Stars Group’s 7% senior notes due 2026 were “holding in” around 101, a market source said. Stars Group priced an upsized $1 billion of the 7% senior notes at par on June 28.

Community Health’s 8 5/8% senior notes due 2024 were quoted down on the bid side at 99 3/8. However, the notes continued to trade between par and par 3/8 on Monday, which is the range they have remained in since pricing, a market source said.

Trading of the notes remained light with only $6 million of the bonds on the tape by late afternoon Monday.

Community Health priced an upsized $1,032,607,000 issue of the 8 5/8% notes at 99.457 to yield 8¾% on June 28 in a deal that was said to be 1.5 to 2 times oversubscribed.

AmWINS 7¾% senior notes due 2026 were seen unchanged at 101¼ with only one trade on the tape, a market source said.

AmWINS priced a $300 million issue of the 7¾% notes at par on June 28.

“Essentially, nothing is trading,” a market source said.

Teva active

While trading volume was light on Monday, Teva’s 3.15% senior notes due 2026 were active in the secondary space. The notes were up about ¼ to ½ point, a market source said.

They were seen trading between 80 3/8 to 80½.

HCA down

HCA’s 7½% senior notes due 2022 and 5 3/8% senior notes due 2025 were down about ¼ point in active trading on Monday, according to a market source.

The 7 ½% notes were seen trading between 108 5/8 and 108 7/8.
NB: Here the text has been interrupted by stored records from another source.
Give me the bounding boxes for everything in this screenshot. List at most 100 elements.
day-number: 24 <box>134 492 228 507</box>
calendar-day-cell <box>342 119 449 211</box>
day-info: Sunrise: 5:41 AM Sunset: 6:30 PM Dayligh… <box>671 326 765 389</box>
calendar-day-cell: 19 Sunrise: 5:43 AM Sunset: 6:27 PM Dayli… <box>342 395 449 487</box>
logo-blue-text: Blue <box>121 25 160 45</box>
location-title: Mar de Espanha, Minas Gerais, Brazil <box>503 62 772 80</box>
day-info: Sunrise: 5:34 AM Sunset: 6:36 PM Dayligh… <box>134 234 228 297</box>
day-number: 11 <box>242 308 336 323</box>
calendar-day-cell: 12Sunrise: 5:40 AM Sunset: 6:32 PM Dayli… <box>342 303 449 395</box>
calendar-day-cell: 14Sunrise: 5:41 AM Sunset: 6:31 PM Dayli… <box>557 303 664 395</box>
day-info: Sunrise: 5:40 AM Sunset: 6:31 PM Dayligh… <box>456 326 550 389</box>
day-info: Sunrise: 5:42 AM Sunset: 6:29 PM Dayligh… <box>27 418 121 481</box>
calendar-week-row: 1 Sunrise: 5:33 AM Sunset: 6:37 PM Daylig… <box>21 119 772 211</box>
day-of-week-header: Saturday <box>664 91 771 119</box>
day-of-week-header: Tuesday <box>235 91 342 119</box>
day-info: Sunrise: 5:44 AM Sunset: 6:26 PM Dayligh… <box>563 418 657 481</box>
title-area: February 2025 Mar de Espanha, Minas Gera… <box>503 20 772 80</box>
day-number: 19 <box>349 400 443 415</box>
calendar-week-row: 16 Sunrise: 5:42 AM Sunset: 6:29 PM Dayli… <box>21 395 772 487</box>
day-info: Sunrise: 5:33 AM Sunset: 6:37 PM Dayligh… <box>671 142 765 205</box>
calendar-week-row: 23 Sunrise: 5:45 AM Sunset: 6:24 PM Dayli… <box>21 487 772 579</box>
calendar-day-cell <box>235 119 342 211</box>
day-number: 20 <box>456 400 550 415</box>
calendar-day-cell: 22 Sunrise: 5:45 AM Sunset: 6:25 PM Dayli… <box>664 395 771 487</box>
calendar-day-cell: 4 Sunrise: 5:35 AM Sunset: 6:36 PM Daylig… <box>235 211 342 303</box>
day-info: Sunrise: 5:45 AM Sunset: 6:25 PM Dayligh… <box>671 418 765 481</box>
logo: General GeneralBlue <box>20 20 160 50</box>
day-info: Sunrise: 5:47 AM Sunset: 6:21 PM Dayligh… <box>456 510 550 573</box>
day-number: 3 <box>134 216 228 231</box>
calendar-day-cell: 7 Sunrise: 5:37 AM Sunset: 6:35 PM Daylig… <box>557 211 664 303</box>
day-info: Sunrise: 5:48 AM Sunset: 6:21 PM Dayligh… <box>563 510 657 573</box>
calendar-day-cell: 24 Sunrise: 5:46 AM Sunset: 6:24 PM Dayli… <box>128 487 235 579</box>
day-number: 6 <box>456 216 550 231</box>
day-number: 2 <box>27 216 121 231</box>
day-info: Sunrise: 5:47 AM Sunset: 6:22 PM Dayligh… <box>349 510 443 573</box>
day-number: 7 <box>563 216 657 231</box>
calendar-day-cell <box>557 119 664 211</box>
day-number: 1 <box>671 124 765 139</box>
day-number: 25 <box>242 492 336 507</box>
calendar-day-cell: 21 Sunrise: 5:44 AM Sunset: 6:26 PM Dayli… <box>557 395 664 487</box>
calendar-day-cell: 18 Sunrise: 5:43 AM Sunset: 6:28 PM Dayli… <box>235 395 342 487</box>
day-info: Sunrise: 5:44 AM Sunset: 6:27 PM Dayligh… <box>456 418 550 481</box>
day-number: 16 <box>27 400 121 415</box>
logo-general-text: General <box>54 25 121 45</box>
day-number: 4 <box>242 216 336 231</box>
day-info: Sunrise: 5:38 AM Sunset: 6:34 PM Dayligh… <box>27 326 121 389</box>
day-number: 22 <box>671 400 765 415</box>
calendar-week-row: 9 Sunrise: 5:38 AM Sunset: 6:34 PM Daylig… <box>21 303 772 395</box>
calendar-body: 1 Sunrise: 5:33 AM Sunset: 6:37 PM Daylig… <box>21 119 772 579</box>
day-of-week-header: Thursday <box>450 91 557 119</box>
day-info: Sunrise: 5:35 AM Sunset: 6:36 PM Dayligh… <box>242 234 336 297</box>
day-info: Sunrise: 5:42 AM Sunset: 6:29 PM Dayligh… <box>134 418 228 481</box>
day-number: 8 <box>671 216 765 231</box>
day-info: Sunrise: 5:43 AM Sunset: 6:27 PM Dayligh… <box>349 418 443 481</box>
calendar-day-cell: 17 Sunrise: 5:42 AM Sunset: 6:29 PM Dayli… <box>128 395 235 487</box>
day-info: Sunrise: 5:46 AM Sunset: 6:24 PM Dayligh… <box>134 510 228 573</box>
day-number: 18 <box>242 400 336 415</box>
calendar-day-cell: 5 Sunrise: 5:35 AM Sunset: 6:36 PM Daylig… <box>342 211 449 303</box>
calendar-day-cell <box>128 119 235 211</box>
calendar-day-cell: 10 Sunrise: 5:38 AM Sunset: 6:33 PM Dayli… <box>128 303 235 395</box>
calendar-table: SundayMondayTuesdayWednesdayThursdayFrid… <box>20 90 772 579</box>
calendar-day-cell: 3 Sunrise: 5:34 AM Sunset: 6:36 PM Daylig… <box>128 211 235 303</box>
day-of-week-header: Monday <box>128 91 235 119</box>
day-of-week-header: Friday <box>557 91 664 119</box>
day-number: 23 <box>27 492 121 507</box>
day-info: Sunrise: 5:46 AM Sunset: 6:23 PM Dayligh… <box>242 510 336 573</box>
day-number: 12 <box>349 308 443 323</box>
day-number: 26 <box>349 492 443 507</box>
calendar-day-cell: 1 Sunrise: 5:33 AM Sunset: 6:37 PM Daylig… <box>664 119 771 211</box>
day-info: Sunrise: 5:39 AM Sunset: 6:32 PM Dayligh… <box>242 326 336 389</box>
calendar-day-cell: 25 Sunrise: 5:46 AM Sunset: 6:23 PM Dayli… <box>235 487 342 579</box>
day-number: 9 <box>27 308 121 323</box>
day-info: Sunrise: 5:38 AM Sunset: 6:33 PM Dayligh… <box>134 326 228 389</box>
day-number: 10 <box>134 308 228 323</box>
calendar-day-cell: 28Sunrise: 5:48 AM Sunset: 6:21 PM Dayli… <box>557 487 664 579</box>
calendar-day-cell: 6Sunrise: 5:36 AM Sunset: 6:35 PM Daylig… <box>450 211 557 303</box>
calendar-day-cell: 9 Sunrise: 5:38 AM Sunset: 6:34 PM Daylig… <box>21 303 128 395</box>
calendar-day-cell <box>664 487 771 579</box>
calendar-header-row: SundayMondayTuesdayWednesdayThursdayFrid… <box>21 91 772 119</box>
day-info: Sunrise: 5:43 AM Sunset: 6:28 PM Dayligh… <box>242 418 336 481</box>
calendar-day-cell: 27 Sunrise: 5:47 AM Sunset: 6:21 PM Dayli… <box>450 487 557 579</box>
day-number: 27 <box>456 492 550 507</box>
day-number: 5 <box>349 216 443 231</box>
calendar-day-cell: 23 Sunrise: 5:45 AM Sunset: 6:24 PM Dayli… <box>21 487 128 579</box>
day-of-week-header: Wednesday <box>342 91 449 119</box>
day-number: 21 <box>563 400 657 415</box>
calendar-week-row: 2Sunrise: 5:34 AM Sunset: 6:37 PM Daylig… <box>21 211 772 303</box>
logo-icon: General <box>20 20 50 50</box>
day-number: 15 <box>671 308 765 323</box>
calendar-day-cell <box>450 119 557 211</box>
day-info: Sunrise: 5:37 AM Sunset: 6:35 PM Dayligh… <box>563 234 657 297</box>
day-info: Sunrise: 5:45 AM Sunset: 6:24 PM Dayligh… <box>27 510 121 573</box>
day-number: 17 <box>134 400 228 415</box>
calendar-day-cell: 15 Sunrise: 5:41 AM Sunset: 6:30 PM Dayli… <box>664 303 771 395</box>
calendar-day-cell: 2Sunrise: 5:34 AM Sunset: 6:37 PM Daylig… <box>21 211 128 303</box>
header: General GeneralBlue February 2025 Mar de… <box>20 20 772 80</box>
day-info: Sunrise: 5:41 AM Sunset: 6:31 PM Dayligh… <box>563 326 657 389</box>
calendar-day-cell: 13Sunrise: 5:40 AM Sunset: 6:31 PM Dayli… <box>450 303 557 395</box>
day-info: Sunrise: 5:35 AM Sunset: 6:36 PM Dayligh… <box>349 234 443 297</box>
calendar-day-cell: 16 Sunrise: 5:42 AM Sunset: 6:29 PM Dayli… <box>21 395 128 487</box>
The 5 3/8% notes were seen trading between 98 1/8 and 98 3/8.

HCA is among the top holdings of the iShares US Healthcare Providers ETF, which is one the ETFs that saw a sell-off early in Monday’s session.

When ETFs trade down, names in the ETF basket “get moved around a little bit,” a market source said. “If they’re in the basket, they’re going to be underperforming.”

ATD up 4, down 70

ATD’s 10¼% senior notes due 2022 were up about 4 points to 27 after bottoming out at 23 last week, although the reason for the jump in price was not clear, a market source said.

“When it gets to these levels, it could just be a big buyer moving it,” a market source said.

There is also an active rumor mill surrounding companies in situations like ATD which could be affecting the price, the source said.

While the 10¼% notes saw an increase on Monday, there is little hope for a recovery, sources said.

The notes plummeted more than 30 points to bottom out at 23 last week after losing its distribution agreement with Bridgestone Americas for passenger and light truck tires.

The notes also dropped more than 30 points after Goodyear announced in late April it was ending its distribution agreement with ATD.

Prior to Goodyear’s announcement, the notes were trading around 97½.

The 10¼% notes have $925 million outstanding. “That’s a lot of money that’s out the window,” a market source said.

Mixed Friday flows

The daily cash flows of the dedicated high-yield bond funds were mixed on Friday, the most recent session for which data was available at press time, according to a trader.

High-yield ETFs saw $47 million of inflows on the day.

However, actively managed high-yield funds sustained $33 million of outflows on Friday, the trader said.

Indexes down again

Two benchmarks for the high-yield secondary market were down on Monday after closing last week mixed.

The KDP High Yield index was down 9 basis points to close Monday at 70.30 with the yield now 5.92%. The index was down 5 bps on Friday after posting losses each day last week.

The CDX High Yield 30 index closed Monday down 9 bps at 105.68. The was down 5 bps on Friday.